In only the last couple of years, there have been a number of volcanoes that have erupted, causing a lot of devastation. The eruption in Hawaii and Guatemala were only two of them. It leads a person to wonder what will happen when the Yellowstone Supervolcano erupts.

It is first important to mention that the frequency of volcanic eruptions really hasn’t increased recently. According to the USGS, there are between 11 and 13 volcanoes erupting somewhere on Earth at any given moment. We usually are just not aware of most of them.

The Yellowstone supervolcano isn’t a normal volcano, though. It isn’t just the large surface area, covering most of Yellowstone National Park, that sets it apart. Rather, the magma chamber under the volcano is truly enormous.

To grasp the size of the magma chamber, it can be explained that the magma chamber under Mount St. Helens was/is about 5 cubic miles. When St. Helens erupted, it totally obliterated all life within the blast radius of many miles. It sent a plume of ash 12 miles into the atmosphere and the ash fall was heavy over several hundred square miles. Believe it or not, this wasn’t a large eruption.

The magma chamber just a few miles below the surface at Yellowstone is approximately 2,400 cubic miles in size. Let that sink in for a moment. That magma chamber is 1,400 times larger than the magma chamber under Mount St. Helens. It contains enough lava to fill the Grand Canyon 11 times.

That is only part of the picture, too. There is a second magma chamber below the shallow one and it is far larger. The lower magma chamber, which feeds the upper chamber, is roughly 11,000 cubic miles in size.

It needs to be understood that a magma chamber isn’t filled with molten rock. Most of the superheated rock there isn’t fluid but rather it is elastic. Only about 9% of the contents of the chambers under Yellowstone is fluid. However, it is also under extreme pressure. An eruption would be a sudden release of the pressure and the magma would blast out with staggering force. Some of that would be liquid lava and a great deal of it would be expelled as ash and gases.

So what will happen when the Yellowstone volcano erupts? This part is pure speculation, but it is based on studies of the last eruption of the Yellowstone volcano and the debris it deposited back then, 640,000 years ago.

There is also the point that the time of year, weather patterns, and whether it erupts all at once or here and there all make a great deal of difference.

Assuming that it erupts all at once, there would be total destruction in a blast radius of about 60 miles in all directions. This area would be blasted with superheated pyroclastic flows of gas and ash that would be about 800 degrees F. Plant and animal life would be simultaneously incinerated and hit with winds traveling at the speed of sound; around 700 miles per hour.

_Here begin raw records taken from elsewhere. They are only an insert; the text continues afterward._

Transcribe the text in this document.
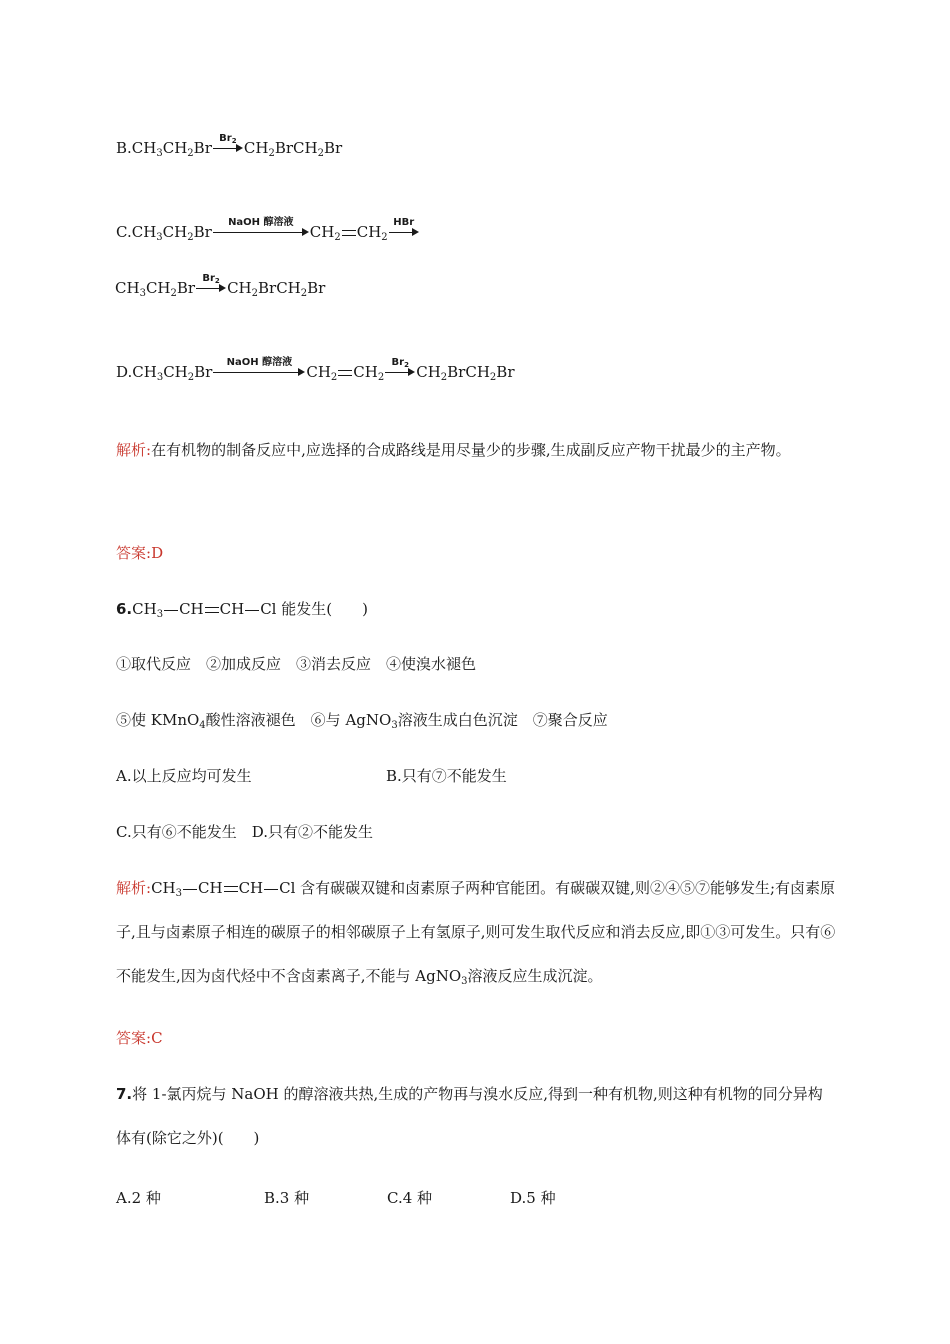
$B.CH_3CH_2Br$
$Br_2$ $CH_2BrCH_2Br$
$C.CH_3CH_2Br$
NaOH 醇溶液
$CH_2$ $CH_2$
HBr
$CH_3CH_2Br$
$Br_2$ $CH_2BrCH_2Br$
$D.CH_3CH_2Br$
NaOH 醇溶液
$CH_2$ $CH_2$
$Br_2$ $CH_2BrCH_2Br$
解析:在有机物的制备反应中,应选择的合成路线是用尽量少的步骤,生成副反应产物干扰最少的主产物。
答案:D
$6.CH_3$ CH CH Cl 能发生(　　)
①取代反应　②加成反应　③消去反应　④使溴水褪色
⑤使 KMnO$_4$酸性溶液褪色　⑥与 AgNO$_3$溶液生成白色沉淀　⑦聚合反应
A.以上反应均可发生	B.只有⑦不能发生
C.只有⑥不能发生　D.只有②不能发生
解析$:CH_3$ CH CH Cl 含有碳碳双键和卤素原子两种官能团。有碳碳双键,则②④⑤⑦能够发生;有卤素原子,且与卤素原子相连的碳原子的相邻碳原子上有氢原子,则可发生取代反应和消去反应,即①③可发生。只有⑥不能发生,因为卤代烃中不含卤素离子,不能与 AgNO$_3$溶液反应生成沉淀。
答案:C
7.将 1-氯丙烷与 NaOH 的醇溶液共热,生成的产物再与溴水反应,得到一种有机物,则这种有机物的同分异构体有(除它之外)(　　)
A.2 种	B.3 种	C.4 种	D.5 种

The secondary zone of destruction or zone two would blanket most of Idaho, Montana, and a large part of Wyoming in three feet of ash within about a few hours to a day. To get an idea of this magnitude, an eighth-inch of ash is enough to damage cars, airplanes, and to cause respiratory difficulties in people and animals that can cause death. Mixed with the moisture in the lungs, it becomes much like cement.

By the second day after the eruption, a foot of ash would fall from the Pacific coast to nearly the great lakes and from the lower half of Alberta, Canada, to just above the US-Mexico border. Lesser amounts of ash would fall along the Atlantic coast.

Three days after the eruption, the ash would reach Europe, and because of the jet stream and the height of the ash cloud, ash would continue to settle over most of the northern hemisphere, even if the eruption subsided.

Huge amounts of sulfuric acid would also be blasted out and this would also settle out gradually, throughout the northern hemisphere. Rain would be so acidic that it would burn the skin.

Temperatures would drop due to the ash and within a week, crops over most of the US would start failing. The temperature drop could be possibly enough to trigger another ice age. As much as 80% of the food crops produced in the US would die and since the US sends an enormous amount of food overseas, there would be widespread food-shortages throughout the world.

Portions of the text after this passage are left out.